第二日,華書便由程韌領路,在姑臧縣下屬的鄉亭之間四處走訪,了解此地時令、風俗以及各處情況。
一整日走下來,地形、道路、人口、農田分布、牧場分布等等記錄了上百冊竹簡,隻是這感受可就有些一言難盡了。
對這姑臧縣乃至武威郡,她隻能用兩個字來形容:貧瘠!
她現在都有點替那些流民和罪民們憂心了,就這種堪稱荒地的露田,竟然還要收錢?能養活自己就不錯了,想要靠田畝産出去還朝廷的錢,簡直是做夢。
眉間山川疊起,華書煩得任由馬匹閑庭信步,思考要怎麼和兄長商議,才能參與到屯民建設中來。
正當此時,前方東城門處,一陣喧鬧聲傳來。
“說好的沃土變成了荒地,每年田賦、口賦不算,竟然還要另外交錢贖買田地?讓我們怎麼活?”

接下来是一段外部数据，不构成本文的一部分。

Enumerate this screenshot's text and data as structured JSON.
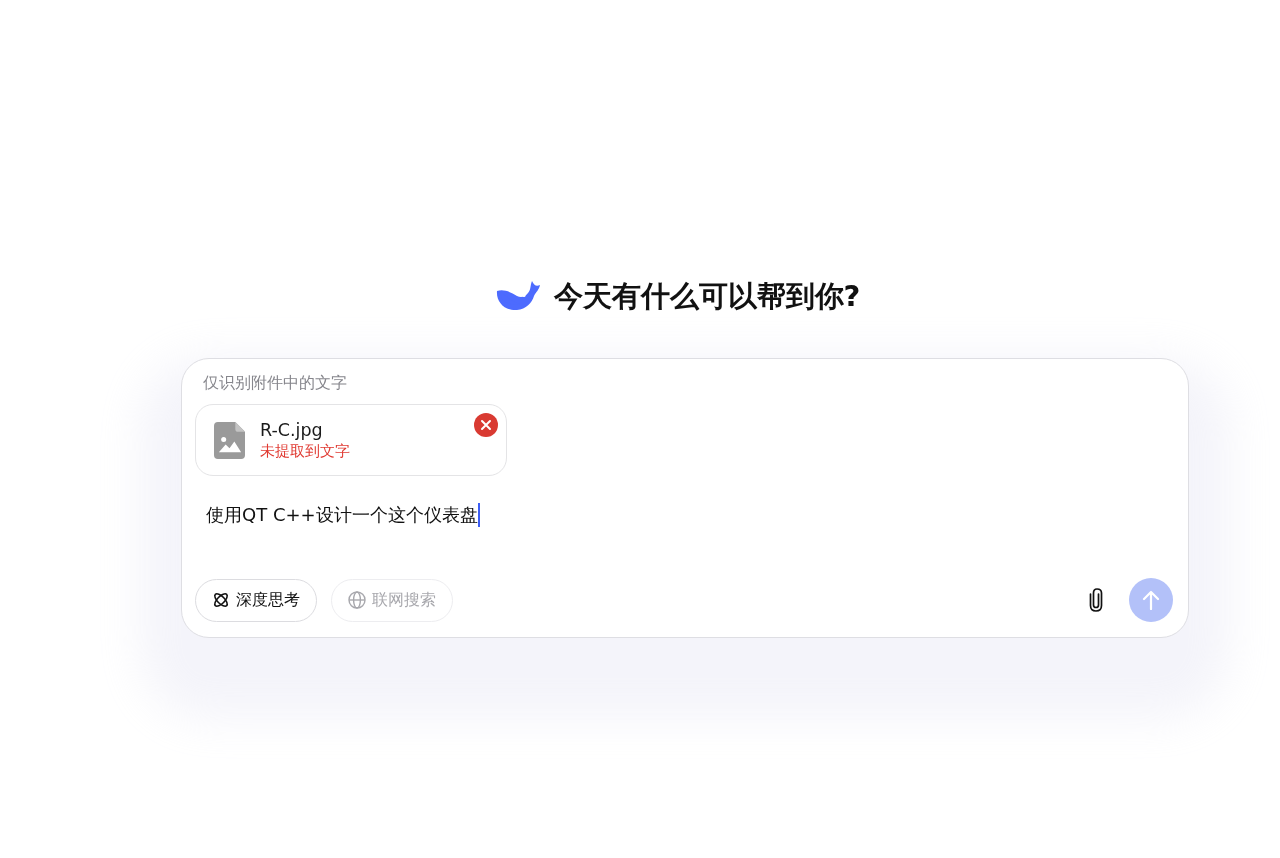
{
  "greeting": "今天有什么可以帮到你?",
  "composer": {
    "notice": "仅识别附件中的文字",
    "attachments": [
      {
        "kind": "image",
        "name": "R-C.jpg",
        "status": "未提取到文字",
        "failed": true
      }
    ],
    "input": {
      "value": "使用QT C++设计一个这个仪表盘"
    },
    "toggles": [
      {
        "kind": "reasoning",
        "label": "深度思考",
        "disabled": false
      },
      {
        "kind": "search",
        "label": "联网搜索",
        "disabled": true
      }
    ],
    "send_button": {
      "disabled": true
    }
  }
}
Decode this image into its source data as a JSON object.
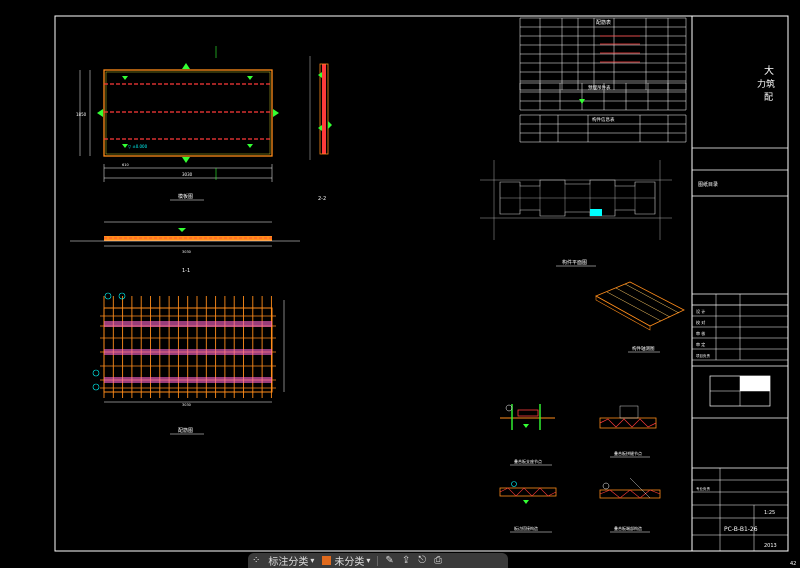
{
  "toolbar": {
    "markup_label": "标注分类",
    "category_label": "未分类",
    "accent": "#e06a1d"
  },
  "drawing": {
    "title_vertical": [
      "大",
      "力筑",
      "配"
    ],
    "view_plan": "模板图",
    "view_section_11": "1-1",
    "view_section_22": "2-2",
    "view_rebar": "配筋图",
    "view_site": "构件平面图",
    "view_3d": "构件轴测图",
    "detail_a": "叠合板支座节点",
    "detail_b": "叠合板拼缝节点",
    "detail_c": "板边搭接构造",
    "detail_d": "叠合板端部构造",
    "dim_width": "3030",
    "dim_height": "1850",
    "dim_610": "610",
    "dim_rebar_width": "3030",
    "dim_sec": "3030",
    "elev": "▽ ±0.000",
    "title_block": {
      "project": "图纸目录",
      "drawing_no": "PC-B-B1-26",
      "scale": "1:25",
      "date": "2013",
      "cells": [
        "设 计",
        "校 对",
        "审 核",
        "审 定",
        "项目负责",
        "专业负责"
      ]
    },
    "tables": {
      "t1_title": "配筋表",
      "t2_title": "预埋吊件表",
      "t3_title": "构件信息表"
    },
    "page_corner": "42"
  },
  "colors": {
    "line": "#ffffff",
    "orange": "#ff8c1a",
    "red": "#ff3b3b",
    "yellow": "#ffff33",
    "green": "#33ff33",
    "cyan": "#00ffff",
    "magenta": "#ff66cc"
  }
}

鄭廉跟在其中,用力拉住身旁激憤的新鄰居王二錘,才沒讓他沖上去和将士們打起來。
但是他拉的住一個,卻拉不住這麼多人啊!
“放我們進去!”
“這分明是诓騙我等!”
“我們要回家!”
“便是在長安做流民,也比在這裡忙活一年背一身債強!”
劍拔弩張之際,城門官兵之間走出一個身穿官服的中年人。他生得面團團的一張圓臉,兩頰紅潤如浸了蜜的糕餅,一副好說話的笑摸樣,偏生一雙細長的眼睛半眯着,眸光好似被薄霧籠罩的深潭。
來人正是武威郡太守駱奉。
他往前一站半垂的眸子往下方烏泱泱的人頭上一掃:“何人鬧事?”
聲音洪亮如鐘,登時壓住了場下百姓。
王二錘此刻站在最前方,他滿腔怨憤,被鄭廉拉住了身體,卻壓不住口舌,他舉着手中的扁擔往地上猛地一磕,怒吼道:“來時諸位大人曾言,征民北遷絕不是舍棄我等,可現在分配的房屋破爛難以禦寒,所謂露田皆是荒地,位于邊郡卻連自保的城牆都沒有,分明就是讓我們等死!”
“對!我們不能在這裡等死!”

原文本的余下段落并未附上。